The Department for Education and Ofqual have just revealed details on the plans for GCSEs and A levels Examinations in 2022.
In 2020 and 2021, GCSE and A-Level exams were cancelled, and students received grades based on past assessments and performance in school. During these years, GCSE and A-Level results saw record grade inflation.
The government has just announced that GCSE and A-Level grades in England will be returned to pre-Covid levels over the next two years.
In 2022, GCSE and A-Level grade distributions will be pitched at a "midway point" between the pre-pandemic levels of 2019 and pandemic results from 2020/2021. These grades will be lower than 2020 and 2021 when teacher assessments were used, following the cancellation of exams, but they will be higher than those for the 2019 cohort.
The Chief Regulator of Ofqual says that "We aim to return to a pre-pandemic grade profile, but we don't think it would be fair on 2022's students to do it all in one go, given the disruption they have experienced. We will aim, therefore, to return in broadly two steps."
GCSE and A-Level Exam Boards will use data showing prior attainment as the starting point to set subject standards, as in any other year, but that these standards will be based on the average of the 2019 and 2021 results. Grade boundaries for each subject will be set by the senior examiners after they have seen students' work.
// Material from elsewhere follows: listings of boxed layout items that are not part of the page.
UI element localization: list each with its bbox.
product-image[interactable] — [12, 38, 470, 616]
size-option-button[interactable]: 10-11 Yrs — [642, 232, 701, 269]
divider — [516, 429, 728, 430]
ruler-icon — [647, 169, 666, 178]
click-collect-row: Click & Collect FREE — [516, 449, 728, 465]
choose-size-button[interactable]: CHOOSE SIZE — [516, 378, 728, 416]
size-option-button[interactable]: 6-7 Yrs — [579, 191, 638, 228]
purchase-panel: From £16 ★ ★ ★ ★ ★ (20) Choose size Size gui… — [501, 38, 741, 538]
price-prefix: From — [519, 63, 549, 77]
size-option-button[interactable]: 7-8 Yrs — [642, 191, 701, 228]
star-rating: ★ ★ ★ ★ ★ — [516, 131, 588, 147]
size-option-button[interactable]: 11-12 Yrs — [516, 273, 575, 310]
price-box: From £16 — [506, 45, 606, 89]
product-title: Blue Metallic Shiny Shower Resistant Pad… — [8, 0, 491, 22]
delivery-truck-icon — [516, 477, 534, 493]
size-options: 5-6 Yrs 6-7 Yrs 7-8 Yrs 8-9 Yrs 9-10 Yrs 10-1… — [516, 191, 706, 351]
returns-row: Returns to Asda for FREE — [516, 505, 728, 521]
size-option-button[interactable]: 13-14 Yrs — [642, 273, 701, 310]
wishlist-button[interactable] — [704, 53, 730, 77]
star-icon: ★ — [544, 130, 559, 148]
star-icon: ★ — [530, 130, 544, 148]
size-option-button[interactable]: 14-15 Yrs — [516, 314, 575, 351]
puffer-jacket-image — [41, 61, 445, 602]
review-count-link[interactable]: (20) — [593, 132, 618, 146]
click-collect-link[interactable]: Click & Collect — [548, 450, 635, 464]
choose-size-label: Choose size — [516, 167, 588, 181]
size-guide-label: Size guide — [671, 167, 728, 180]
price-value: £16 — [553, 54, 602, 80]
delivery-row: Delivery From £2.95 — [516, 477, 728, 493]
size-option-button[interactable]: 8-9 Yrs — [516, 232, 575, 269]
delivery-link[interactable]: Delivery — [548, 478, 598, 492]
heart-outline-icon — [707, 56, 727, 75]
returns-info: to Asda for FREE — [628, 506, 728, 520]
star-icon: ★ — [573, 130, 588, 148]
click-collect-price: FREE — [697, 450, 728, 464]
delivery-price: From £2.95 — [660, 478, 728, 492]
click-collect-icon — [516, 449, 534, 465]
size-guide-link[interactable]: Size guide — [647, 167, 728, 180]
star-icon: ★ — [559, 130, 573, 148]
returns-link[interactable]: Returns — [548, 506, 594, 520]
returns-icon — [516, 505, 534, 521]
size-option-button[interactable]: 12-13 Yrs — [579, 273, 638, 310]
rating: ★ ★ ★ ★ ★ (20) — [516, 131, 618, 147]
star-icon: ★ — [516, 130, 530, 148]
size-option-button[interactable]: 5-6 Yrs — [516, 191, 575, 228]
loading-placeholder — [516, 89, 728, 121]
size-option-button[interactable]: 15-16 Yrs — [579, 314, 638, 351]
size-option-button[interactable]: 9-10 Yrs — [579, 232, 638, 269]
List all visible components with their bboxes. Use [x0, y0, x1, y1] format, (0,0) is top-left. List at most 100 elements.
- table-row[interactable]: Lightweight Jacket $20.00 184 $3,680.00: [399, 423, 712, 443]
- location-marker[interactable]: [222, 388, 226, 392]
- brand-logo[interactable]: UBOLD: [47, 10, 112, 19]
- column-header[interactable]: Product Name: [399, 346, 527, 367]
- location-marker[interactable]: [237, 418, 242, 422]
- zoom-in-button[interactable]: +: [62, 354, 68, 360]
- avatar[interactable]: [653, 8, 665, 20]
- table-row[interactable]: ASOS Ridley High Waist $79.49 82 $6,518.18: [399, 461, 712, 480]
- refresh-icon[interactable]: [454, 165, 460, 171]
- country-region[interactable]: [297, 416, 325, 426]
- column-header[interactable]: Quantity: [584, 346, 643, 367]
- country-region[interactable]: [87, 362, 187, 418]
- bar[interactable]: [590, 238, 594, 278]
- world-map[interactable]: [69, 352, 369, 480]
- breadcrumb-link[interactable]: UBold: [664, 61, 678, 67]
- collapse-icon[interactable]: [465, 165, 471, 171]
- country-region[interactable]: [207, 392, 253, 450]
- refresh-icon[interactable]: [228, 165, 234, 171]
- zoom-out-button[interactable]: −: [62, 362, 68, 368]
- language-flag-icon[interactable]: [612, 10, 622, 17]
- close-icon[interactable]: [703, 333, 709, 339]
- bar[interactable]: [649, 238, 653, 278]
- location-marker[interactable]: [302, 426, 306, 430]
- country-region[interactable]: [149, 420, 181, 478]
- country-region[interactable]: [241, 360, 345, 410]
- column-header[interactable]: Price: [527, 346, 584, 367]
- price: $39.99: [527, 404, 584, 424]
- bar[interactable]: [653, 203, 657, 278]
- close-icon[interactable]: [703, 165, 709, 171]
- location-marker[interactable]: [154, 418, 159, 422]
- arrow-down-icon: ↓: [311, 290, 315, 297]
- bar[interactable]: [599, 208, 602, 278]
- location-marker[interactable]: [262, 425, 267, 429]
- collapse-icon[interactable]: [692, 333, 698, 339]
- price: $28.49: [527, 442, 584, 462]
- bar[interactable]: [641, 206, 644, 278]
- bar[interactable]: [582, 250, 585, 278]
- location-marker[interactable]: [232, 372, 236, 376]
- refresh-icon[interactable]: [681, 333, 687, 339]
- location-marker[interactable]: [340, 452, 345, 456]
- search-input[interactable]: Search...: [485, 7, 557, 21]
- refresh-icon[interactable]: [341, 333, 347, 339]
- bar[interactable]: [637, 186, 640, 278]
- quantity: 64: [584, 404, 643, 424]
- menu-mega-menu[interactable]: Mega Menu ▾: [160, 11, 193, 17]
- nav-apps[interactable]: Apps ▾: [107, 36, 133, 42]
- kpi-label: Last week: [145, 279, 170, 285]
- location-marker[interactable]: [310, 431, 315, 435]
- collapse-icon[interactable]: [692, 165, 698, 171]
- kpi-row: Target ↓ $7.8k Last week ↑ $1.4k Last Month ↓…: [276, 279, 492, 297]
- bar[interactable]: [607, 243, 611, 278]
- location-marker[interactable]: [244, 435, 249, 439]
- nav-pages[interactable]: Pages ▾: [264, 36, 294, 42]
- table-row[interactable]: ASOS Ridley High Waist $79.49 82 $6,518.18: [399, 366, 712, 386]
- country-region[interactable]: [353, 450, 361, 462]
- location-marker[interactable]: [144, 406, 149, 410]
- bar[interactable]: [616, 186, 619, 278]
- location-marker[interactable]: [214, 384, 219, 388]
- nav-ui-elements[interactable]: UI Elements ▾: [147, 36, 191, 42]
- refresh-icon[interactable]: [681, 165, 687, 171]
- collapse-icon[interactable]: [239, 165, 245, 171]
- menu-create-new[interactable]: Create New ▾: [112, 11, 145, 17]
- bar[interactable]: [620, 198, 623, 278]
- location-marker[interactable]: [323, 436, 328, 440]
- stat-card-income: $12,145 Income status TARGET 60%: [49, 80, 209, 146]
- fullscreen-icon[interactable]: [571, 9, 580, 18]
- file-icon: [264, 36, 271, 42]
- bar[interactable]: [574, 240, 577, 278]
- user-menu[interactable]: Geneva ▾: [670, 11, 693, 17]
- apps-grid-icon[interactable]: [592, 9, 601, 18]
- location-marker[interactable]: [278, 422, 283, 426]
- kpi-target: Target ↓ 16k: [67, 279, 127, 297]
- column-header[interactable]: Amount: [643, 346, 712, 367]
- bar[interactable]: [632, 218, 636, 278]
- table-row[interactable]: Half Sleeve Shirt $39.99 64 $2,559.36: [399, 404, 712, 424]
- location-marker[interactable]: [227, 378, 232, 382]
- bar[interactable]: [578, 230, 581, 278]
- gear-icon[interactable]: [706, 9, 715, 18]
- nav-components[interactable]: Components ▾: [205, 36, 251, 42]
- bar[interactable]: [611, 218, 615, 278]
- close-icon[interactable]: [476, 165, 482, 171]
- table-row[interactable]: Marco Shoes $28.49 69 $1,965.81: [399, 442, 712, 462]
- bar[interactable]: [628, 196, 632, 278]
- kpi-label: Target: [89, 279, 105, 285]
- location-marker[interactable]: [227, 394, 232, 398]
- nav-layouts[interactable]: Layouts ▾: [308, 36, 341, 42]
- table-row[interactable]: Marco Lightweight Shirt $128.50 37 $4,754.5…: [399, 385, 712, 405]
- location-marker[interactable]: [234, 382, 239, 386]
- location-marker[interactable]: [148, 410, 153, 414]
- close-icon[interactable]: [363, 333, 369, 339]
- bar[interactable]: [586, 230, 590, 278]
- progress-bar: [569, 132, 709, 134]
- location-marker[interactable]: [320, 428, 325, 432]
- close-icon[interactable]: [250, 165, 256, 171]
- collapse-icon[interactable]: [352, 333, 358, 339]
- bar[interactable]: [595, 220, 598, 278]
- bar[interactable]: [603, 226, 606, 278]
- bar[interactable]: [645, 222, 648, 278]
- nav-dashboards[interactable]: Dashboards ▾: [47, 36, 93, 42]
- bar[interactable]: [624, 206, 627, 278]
Ofqual previously suggested that to tackle concerns about grade inflation, a new top grade at A-Level could be introduced after 2022. Ofqual now confirms that there will be no new top grade at A-Level, with the aim instead to return the distribution of A-Level grades to pre-pandemic levels.
Teacher-Assessed Grades (TAGs) will be used again in this eventuality, as schools are already familiar with the process, but Ofqual has confirmed that it will advise teachers to use assessments that already take place during the school year, wherever possible, e.g. mock exams or coursework. As in 2021, students would be assessed on all the content they have been taught but not on any topics that they have not covered. Ofqual says it would not want students to worry that every piece of work they do would go towards their final grade and says students would be told in advance about which assessments would be used for TAGs. The assessment process for TAGs would not take longer than an exam series in the subject.
If GCSE and A-Level exams go ahead as planned, students will have a choice of topics in their exam for GCSE English Literature, GCSE History, GCSE Ancient History and GCSE Geography. For other GCSE subjects, where optionality is not available, students will receive, by 07 February 2022, advance notice of exam topics to focus their revision. This information would be released earlier in the event of further disruption to schooling caused by the pandemic.
Students will be provided with formulae sheets for GCSE Maths, and they will be able to use equation sheets in GCSE Physics and Combined Science.
The same mitigations will exist for GCSE English Language and GCSE Maths in the autumn re-sit series next year.
Teachers will be advised to use the 2019 grading profile when predicting UCAS grades for university admissions this year but are also advised to bump up borderline students to the higher grade giving these borderline students the benefit of any doubt.
UCAS guidance advises that any predicted grade should be aspirational but achievable. UCAS guidance considers the risks of inflating predicted grades as well as the risks of suppressing predicted grades.
In 2021, both GCSE and A-Level results were announced in the space of three days in the same week.
In 2022, the schedule will revert to the norm, with results days held over two weeks, with A-Level results released on 18 August and GCSE results on 25 August.